THUNDER BAY – The province is spending $450,000 to help Thunder Bay Fire Rescue create a specialized urban search and rescue and upgrade its hazardous materials teams.
Members of the squads can be deployed throughout Ontario, when needed, to provide support in situations where extra technical skill sets are required.
The urban search and rescue team is used during building collapses to help locate, extricate and provide emergency medical treatment when required.
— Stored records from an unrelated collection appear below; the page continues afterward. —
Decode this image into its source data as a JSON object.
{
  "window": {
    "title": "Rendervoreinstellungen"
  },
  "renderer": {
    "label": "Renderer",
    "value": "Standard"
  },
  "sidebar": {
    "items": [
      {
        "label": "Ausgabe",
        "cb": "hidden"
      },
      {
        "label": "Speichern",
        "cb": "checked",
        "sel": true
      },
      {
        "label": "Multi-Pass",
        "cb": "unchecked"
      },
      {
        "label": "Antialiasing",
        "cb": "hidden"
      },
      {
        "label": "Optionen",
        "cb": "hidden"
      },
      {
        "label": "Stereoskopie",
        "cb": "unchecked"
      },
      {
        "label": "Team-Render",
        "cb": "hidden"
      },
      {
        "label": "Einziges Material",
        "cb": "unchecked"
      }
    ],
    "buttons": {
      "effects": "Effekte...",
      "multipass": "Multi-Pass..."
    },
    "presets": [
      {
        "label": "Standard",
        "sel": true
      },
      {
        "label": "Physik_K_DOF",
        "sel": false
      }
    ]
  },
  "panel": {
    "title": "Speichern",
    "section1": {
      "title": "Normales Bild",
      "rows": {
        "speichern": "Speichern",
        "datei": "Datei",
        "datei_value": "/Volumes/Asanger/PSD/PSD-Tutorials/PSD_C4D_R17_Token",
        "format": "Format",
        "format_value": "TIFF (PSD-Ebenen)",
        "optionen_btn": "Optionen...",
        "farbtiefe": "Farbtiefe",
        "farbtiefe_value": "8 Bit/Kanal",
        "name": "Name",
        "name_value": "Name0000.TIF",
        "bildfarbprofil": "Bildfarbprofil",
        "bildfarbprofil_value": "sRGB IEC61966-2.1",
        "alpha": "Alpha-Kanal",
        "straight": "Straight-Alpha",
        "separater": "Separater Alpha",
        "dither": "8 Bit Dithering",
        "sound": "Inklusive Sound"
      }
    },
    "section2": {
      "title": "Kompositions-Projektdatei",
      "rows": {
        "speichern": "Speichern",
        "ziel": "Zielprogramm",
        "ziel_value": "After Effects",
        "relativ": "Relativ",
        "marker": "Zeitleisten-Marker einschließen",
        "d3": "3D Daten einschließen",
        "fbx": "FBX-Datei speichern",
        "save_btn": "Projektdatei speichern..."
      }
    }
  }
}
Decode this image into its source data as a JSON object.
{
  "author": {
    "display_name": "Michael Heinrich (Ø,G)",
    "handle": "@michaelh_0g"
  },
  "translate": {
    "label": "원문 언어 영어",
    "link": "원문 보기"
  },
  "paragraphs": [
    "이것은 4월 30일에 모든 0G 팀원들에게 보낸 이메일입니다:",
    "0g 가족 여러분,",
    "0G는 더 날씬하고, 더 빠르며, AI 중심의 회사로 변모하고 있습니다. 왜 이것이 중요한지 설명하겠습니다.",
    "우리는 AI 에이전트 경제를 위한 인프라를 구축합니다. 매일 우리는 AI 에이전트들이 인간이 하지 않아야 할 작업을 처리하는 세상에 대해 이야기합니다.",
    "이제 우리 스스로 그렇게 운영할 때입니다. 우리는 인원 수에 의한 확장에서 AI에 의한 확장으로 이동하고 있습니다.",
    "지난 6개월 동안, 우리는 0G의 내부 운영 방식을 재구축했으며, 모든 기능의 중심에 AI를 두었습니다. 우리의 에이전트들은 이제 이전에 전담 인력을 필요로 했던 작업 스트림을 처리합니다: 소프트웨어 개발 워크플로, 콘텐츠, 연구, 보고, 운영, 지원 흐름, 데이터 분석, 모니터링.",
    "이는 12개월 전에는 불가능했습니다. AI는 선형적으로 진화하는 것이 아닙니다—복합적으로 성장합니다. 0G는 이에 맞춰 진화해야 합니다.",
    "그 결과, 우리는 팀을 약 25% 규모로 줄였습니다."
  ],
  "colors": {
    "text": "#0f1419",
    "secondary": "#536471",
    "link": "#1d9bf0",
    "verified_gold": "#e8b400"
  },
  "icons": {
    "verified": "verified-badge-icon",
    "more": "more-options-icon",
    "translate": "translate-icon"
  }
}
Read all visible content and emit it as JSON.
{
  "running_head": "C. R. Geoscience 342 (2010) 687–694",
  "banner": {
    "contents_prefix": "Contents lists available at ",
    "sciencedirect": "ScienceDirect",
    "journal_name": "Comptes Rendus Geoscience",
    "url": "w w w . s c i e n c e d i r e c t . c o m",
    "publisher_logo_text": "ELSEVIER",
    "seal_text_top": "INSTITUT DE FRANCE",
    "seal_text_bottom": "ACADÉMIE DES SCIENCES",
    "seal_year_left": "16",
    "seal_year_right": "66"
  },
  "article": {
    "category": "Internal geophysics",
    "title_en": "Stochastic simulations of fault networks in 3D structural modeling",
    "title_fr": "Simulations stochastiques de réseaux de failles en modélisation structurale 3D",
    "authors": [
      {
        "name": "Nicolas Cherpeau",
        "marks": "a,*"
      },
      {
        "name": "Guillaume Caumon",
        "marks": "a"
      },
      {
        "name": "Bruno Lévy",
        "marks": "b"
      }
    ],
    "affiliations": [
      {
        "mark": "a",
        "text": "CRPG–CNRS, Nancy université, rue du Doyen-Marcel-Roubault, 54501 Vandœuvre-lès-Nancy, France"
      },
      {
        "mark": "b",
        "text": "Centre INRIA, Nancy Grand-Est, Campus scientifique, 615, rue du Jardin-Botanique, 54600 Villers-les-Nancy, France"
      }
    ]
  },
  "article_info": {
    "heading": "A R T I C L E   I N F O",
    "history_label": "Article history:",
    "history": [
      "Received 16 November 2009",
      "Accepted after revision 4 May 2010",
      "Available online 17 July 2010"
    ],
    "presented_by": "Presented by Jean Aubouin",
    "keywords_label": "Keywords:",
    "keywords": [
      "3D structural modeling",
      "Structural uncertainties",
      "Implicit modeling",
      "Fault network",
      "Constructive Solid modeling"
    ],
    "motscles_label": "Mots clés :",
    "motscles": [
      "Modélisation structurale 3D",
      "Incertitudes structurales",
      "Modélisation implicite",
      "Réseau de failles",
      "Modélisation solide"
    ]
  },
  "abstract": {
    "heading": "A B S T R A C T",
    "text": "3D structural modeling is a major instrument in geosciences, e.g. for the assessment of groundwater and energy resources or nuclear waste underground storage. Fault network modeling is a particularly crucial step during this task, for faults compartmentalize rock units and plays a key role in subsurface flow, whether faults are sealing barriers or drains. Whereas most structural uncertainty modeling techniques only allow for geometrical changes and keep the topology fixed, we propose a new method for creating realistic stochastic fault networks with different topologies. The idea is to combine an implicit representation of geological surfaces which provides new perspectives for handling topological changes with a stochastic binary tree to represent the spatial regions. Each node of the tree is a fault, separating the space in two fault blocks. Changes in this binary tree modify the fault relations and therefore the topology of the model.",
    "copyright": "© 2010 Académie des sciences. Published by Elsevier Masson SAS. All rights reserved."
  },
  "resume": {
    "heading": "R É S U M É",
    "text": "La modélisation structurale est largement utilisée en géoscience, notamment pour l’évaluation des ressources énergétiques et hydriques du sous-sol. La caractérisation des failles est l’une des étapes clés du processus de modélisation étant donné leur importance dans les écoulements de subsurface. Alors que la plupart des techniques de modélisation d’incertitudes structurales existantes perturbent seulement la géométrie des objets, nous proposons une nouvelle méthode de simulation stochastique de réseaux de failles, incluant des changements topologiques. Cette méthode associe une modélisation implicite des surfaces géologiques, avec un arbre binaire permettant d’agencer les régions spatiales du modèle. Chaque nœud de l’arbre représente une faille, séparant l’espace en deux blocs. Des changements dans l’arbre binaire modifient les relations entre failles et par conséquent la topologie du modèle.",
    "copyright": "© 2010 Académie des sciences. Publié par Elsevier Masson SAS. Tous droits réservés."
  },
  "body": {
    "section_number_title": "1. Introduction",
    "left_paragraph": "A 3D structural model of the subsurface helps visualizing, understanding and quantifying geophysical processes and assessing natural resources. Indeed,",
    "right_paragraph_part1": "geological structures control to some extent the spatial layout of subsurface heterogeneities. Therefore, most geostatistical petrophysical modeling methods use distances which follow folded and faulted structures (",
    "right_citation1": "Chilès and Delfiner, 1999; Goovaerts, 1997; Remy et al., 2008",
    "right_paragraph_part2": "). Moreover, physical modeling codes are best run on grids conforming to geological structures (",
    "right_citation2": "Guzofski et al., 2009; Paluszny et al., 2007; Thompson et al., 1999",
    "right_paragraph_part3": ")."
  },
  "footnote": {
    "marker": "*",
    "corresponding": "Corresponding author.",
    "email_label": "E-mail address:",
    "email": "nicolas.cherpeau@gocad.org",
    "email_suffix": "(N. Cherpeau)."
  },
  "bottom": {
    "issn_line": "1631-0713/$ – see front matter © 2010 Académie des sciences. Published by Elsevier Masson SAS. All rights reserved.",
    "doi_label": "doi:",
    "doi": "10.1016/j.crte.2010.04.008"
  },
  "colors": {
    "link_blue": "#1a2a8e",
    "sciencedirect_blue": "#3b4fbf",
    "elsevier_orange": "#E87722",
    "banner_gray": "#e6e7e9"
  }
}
HazMat teams respond to chemical, biological, radiological, nuclear and explosive or hazardous material incidents.
MPP Christine Hogarth, parliamentary secretary to Solicitor General Syliva Jones, said when disaster strikes, the public needs to have confidence that help is on the way.
Hogarth, who grew up in Thunder Bay before departing for southern Ontario, said it’s money well spent.
“Our funding will directly support 10 teams in six municipalities across the province – Thunder Bay, North Bay, Ottawa, Peterborough, Toronto and Windsor,” Hogarth said. “Our funding will ensure that these communities, and the communities nearby, can respond quickly when disaster strikes.”
TBFR Chief John Hay said Thunder Bay is one of three communities that take part in both programs, the others being Ottawa and Toronto.
Given the city’s geography, it makes sense.
It’s win-win for both the city and the province as a whole.
“It puts a lot of well-trained, talented people with training that may not have been available without the program, and it provides some equipment that capital costs were avoided by the funding that’s been provided by the province,” Hay said.
The teams could be called into action at any time and deployed to any corner of Ontario, should the need arise.
Hay said there’s another benefit that caught his attention when TBFR was asked to take part in the urban search and rescue program.
“It actually helps protect firefighters, which is my primary concern. We get better training, better equipment and ... our firefighters are going to be safer during those responses,” he said.
Ontario is spending a total of $2.5 million on the programs province-wide. The teams are operated by their respective municipalities, and supported through an agreement with the Office of the Fire Marshal and Emergency Management.
The money is being spent in part because of recommendations made following a high-profile mall collapse in Elliot Lake.